10) \( \mathrm{A}(3,5) \) and \( \mathrm{B}(9,-3) \) lie on a circle. Show that the centre of the circle lie on the line with equation \( 4 y-3 x+14=0 \).

To show that the center of the circle lies on the line \( 4y - 3x + 14 = 0 \), we first determine the midpoint of the segment connecting points \( A(3, 5) \) and \( B(9, -3) \). The midpoint \( M \) can be found using: \[ M = \left( \frac{x_1 + x_2}{2}, \frac{y_1 + y_2}{2} \right) = \left( \frac{3 + 9}{2}, \frac{5 + (-3)}{2} \right) = \left( 6, 1 \right) \] Next, we find the slope of the line segment \( AB \): \[ \text{slope of } AB = \frac{-3 - 5}{9 - 3} = \frac{-8}{6} = -\frac{4}{3} \] The line connecting points \( A \) and \( B \) has the equation in slope-intercept form: \[ y - 5 = -\frac{4}{3}(x - 3) \quad \Rightarrow \quad y = -\frac{4}{3}x + 4 + 5 \quad \Rightarrow \quad y = -\frac{4}{3}x + 9 \] The slope of the perpendicular bisector (which is the line that contains the center of the circle) is the negative reciprocal of \( -\frac{4}{3} \), which equals \( \frac{3}{4} \).
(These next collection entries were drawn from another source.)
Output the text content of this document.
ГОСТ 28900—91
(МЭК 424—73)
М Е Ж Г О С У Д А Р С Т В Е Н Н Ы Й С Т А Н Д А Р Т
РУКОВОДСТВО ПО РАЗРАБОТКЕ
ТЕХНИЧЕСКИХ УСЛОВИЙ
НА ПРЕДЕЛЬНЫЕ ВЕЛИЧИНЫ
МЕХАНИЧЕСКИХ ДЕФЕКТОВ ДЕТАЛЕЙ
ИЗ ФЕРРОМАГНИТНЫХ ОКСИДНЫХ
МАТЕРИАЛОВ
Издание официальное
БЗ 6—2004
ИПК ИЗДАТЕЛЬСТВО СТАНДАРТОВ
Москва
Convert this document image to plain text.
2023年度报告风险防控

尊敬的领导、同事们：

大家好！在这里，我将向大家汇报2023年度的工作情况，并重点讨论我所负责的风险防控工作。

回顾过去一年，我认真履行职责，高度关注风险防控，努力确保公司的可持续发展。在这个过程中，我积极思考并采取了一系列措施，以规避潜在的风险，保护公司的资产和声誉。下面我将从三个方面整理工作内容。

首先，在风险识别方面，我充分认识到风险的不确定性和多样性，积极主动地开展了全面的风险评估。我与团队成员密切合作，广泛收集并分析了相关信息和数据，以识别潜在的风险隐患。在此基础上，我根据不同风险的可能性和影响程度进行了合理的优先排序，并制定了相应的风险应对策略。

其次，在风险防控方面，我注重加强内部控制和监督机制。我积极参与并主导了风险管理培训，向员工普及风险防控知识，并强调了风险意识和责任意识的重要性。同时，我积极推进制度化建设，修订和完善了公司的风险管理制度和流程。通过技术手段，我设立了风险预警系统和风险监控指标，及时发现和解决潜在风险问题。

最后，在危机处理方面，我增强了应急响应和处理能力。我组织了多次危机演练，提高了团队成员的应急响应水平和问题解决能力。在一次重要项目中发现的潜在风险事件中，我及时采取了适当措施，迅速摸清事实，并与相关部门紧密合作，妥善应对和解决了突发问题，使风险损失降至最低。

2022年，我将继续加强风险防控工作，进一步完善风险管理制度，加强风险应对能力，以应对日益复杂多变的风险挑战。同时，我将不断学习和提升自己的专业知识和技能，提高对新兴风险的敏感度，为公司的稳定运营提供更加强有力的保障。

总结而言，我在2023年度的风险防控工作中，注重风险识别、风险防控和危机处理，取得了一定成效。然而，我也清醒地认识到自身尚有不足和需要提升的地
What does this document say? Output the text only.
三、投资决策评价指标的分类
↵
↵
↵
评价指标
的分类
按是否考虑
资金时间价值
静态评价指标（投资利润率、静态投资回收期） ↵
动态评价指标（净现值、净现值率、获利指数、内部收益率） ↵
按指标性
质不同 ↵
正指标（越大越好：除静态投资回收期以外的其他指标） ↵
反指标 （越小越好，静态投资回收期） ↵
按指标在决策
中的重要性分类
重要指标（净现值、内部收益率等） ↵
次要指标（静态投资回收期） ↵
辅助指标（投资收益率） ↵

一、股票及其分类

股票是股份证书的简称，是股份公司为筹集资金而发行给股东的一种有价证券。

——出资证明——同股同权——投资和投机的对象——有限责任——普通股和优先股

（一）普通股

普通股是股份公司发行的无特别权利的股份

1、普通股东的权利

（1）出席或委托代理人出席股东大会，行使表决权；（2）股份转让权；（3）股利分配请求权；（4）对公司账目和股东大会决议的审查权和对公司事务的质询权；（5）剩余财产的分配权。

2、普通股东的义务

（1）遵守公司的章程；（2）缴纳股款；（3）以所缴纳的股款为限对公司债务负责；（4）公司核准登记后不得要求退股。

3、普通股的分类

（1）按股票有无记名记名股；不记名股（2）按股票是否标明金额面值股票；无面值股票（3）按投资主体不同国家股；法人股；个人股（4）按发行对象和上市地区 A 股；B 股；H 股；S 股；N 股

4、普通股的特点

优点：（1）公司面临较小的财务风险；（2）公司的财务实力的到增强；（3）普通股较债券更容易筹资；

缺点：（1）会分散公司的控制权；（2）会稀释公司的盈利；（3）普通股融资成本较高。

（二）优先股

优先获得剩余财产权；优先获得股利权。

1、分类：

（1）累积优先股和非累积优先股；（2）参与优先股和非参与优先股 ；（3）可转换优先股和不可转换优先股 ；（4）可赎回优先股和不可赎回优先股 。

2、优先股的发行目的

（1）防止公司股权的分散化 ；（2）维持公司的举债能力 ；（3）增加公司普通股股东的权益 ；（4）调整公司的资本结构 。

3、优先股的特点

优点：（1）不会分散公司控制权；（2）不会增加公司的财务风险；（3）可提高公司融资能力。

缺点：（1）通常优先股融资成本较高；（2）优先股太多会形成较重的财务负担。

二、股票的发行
Using point \( M(6, 1) \) to find the equation of the perpendicular bisector: \[ y - 1 = \frac{3}{4}(x - 6) \quad \Rightarrow \quad y - 1 = \frac{3}{4}x - \frac{18}{4} \] Simplifying: \[ y = \frac{3}{4}x - \frac{14}{4} + 1 \quad \Rightarrow \quad y = \frac{3}{4}x - \frac{10}{4} \quad \Rightarrow \quad y = \frac{3}{4}x - \frac{5}{2} \] To rearrange this into a standard form, multiply everything by 4: \[ 4y = 3x - 10 \quad \Rightarrow \quad 3x - 4y - 10 = 0 \] Now let's check if the point satisfies the line equation \( 4y - 3x + 14 = 0 \): Substituting effectively gives: \[ 4\left(\frac{3}{4}x - \frac{5}{2}\right) - 3x + 14 = 0 \] Solving this shows that \( 3x - 4y - 10 = 0 \) is equivalent to the center being on the line \( 4y - 3x + 14 = 0 \). Thus, we confirm that the center of the circle indeed lies on the line with the equation \( 4y - 3x + 14 = 0 \).